Cari

Ajaran Pikukuh Jati Sunda Bukti Awal Religi Peradaban

Ilustrasi: historydiscussion.net

 

[Historiana] - Semenjak dipublikasikannya Naskah Sunda Kuno "Sanghyang Siksa Kandang Karesian" dalam bentuk buku stensilan tahun 1987 oleh Danasasmita, secara perlahan sejarah Ki Sunda mulai terungkap. Ajaran kuno tersebut disebut "Siksa"

 

Naskah Sanghyang Siksa Kandang Karesian (SSKK) yang diakui sebagai naskah Sunda kuno paling lengkap. Naskah SSKK kini tersimpan di Perpustakaan Nasional Jakarta dengan nama register Kropak 630. Naskah ini bertitimangsa nora catur sagara wulan (0-4-4-1), yang berarti tahun 1440 Saka atau 1518 M, terdiri atas 30 lembar daun nipah, ditulis dalam bahasa dan aksara Sunda Kuno, menggunakan pisau pangot. 

 

Merunut literatur kuno darimana datangnya "Siksa" sebagai ajaran tertera dalam literatur pra-Weda dalam agama Hindu.

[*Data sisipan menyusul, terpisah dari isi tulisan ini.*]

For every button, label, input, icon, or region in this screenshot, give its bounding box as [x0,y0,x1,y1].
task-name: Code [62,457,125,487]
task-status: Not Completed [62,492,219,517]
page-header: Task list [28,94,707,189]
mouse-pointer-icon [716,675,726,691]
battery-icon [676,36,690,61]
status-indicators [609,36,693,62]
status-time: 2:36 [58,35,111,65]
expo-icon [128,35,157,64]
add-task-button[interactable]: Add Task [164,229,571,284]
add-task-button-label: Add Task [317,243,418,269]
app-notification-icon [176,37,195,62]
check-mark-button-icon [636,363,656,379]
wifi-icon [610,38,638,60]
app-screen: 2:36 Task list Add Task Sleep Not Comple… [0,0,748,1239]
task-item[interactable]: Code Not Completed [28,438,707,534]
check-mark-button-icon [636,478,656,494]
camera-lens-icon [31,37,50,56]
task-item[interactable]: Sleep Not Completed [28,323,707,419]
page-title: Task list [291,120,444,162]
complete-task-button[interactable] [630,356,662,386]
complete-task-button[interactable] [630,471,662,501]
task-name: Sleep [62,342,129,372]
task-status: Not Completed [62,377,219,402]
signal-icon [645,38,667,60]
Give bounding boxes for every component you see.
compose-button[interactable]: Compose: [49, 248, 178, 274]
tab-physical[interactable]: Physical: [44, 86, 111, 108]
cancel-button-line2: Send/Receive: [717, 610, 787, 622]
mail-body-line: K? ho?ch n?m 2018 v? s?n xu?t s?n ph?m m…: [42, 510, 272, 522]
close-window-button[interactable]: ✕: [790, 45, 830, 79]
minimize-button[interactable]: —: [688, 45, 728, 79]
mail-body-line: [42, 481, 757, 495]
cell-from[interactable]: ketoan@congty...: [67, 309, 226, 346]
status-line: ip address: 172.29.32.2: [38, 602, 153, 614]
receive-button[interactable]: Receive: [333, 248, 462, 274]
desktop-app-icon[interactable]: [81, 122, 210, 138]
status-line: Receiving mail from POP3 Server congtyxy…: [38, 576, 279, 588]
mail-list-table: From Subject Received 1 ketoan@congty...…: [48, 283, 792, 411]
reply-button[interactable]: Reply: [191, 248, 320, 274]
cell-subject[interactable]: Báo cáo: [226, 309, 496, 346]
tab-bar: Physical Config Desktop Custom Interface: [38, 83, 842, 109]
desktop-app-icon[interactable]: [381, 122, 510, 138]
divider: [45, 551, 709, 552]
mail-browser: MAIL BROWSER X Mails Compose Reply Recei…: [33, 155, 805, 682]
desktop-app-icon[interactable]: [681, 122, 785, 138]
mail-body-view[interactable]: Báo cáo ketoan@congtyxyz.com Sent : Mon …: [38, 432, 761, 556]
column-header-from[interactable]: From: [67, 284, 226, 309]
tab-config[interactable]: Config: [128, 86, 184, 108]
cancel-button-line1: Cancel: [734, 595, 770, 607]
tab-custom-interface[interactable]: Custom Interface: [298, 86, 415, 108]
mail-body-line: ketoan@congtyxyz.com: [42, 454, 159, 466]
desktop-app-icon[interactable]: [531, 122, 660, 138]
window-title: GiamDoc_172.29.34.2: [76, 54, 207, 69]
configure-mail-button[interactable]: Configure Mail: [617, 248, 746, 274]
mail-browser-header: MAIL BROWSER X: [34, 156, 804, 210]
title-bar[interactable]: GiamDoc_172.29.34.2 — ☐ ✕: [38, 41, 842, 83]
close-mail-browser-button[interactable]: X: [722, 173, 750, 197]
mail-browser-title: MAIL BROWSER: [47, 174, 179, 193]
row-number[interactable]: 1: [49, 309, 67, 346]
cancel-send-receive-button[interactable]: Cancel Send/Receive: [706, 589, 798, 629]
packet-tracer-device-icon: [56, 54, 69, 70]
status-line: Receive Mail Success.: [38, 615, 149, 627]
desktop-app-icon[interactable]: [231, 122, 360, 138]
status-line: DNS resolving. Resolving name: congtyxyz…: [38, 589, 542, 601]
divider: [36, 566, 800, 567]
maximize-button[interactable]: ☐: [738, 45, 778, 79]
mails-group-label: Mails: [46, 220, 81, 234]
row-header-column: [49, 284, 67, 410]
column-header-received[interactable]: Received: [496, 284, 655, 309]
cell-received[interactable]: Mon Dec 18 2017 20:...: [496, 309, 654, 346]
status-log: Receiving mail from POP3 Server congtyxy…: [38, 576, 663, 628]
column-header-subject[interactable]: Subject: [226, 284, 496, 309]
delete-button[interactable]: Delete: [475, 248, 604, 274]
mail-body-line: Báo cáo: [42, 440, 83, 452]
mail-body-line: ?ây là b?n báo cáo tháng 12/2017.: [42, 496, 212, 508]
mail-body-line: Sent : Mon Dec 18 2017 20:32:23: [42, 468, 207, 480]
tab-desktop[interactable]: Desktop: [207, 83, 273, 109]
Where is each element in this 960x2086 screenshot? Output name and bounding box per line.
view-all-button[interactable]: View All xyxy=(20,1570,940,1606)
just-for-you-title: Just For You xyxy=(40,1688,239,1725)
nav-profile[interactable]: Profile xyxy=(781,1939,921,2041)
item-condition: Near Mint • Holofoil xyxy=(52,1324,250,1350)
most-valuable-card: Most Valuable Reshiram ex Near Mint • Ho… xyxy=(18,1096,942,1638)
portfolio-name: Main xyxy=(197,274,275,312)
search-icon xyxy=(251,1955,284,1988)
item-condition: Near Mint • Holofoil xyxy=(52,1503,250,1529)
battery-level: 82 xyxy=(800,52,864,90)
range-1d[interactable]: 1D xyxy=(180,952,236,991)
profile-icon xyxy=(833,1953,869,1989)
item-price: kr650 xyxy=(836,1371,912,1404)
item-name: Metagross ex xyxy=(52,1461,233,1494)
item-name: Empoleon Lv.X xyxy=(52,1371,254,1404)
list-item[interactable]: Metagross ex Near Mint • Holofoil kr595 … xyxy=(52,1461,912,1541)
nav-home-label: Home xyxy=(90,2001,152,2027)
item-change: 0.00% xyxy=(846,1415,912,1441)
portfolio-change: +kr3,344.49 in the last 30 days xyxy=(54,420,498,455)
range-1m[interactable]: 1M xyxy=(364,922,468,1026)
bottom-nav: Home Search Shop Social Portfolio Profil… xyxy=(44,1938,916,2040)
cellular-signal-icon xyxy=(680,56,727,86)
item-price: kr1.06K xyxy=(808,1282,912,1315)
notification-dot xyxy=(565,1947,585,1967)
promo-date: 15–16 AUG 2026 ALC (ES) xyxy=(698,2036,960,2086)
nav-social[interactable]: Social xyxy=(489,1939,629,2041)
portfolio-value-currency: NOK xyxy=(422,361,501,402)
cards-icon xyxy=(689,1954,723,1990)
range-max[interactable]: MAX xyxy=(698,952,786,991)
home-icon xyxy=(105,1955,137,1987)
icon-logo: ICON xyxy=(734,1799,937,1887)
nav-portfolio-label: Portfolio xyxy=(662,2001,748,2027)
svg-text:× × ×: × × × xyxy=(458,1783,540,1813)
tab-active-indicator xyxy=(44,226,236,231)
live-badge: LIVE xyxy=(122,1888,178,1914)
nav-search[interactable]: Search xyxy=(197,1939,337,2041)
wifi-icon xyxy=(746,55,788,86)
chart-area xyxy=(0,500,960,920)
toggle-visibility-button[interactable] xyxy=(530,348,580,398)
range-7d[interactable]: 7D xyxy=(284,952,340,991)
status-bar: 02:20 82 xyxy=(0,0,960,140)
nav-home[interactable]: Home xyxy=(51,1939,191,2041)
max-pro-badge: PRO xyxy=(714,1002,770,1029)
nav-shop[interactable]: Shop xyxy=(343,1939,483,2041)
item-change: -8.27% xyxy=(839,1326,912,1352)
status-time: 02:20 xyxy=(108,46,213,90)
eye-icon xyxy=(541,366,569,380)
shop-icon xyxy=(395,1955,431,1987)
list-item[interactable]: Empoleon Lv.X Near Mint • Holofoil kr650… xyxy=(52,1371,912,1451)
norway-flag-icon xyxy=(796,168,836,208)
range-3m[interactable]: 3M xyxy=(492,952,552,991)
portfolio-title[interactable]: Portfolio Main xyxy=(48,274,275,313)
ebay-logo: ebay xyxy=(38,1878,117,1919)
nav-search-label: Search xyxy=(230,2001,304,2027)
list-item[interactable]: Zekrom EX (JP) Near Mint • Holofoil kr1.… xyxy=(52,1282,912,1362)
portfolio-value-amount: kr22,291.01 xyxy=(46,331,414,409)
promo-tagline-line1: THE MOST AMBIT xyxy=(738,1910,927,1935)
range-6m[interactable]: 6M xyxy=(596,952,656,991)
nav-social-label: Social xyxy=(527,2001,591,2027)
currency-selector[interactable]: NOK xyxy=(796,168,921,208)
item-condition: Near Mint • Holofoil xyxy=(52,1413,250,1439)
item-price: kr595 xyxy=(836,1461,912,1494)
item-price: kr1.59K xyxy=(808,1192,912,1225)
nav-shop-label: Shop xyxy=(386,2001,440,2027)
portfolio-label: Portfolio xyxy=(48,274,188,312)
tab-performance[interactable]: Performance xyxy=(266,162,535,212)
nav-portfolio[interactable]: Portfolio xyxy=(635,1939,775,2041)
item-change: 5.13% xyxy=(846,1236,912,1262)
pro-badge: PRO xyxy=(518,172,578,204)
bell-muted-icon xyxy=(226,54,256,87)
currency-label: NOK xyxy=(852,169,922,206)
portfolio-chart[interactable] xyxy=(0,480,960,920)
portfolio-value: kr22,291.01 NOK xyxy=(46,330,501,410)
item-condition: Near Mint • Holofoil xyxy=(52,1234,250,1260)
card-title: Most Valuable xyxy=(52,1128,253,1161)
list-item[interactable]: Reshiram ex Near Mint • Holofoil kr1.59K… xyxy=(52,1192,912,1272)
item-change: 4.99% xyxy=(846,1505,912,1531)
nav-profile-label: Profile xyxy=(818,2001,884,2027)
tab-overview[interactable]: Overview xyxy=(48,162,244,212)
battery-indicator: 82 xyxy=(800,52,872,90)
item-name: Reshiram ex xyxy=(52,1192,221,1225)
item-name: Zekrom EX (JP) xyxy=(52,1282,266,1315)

Penelusuran dapat kita lakukan pada Wedangga. Wedangga atau Vedanga (vedāṅga) yang berarti "bagian-bagian" merupakan sastra sebagai "alat bantu" dalam memahami Veda. Wedangga merupakan buku sumber dalam mempelajari dan mendalami secara nyata dari mantra-mantra Veda. Wedangga memiliki enam bagian, di antaranya adalah:

  1. Siksha (śikṣā): fonetika dan fonologi (sandhi).
  2. Chanda (chandas): irama.
  3. Vyakarana (vyākaraṇa): tata bahasa.
  4. Nirukta (nirukta): etimologi.
  5. Jyotisha (jyotiṣa): astrologi dan astronomi.
  6. Kalpa (kalpa): ilmu mengenai upacara keagamaan.

 

Wedangga pertama kali dimuat dalam Mudaka Upanishad, sebagai topik kajian bagi para siswa dalam mempelajari Veda. Kemudian, para siswa tersebut mengembangkan disiplin ilmu Wedangga sebagai ilmu yang mandiri, dan masing-masing menyusun Sutra.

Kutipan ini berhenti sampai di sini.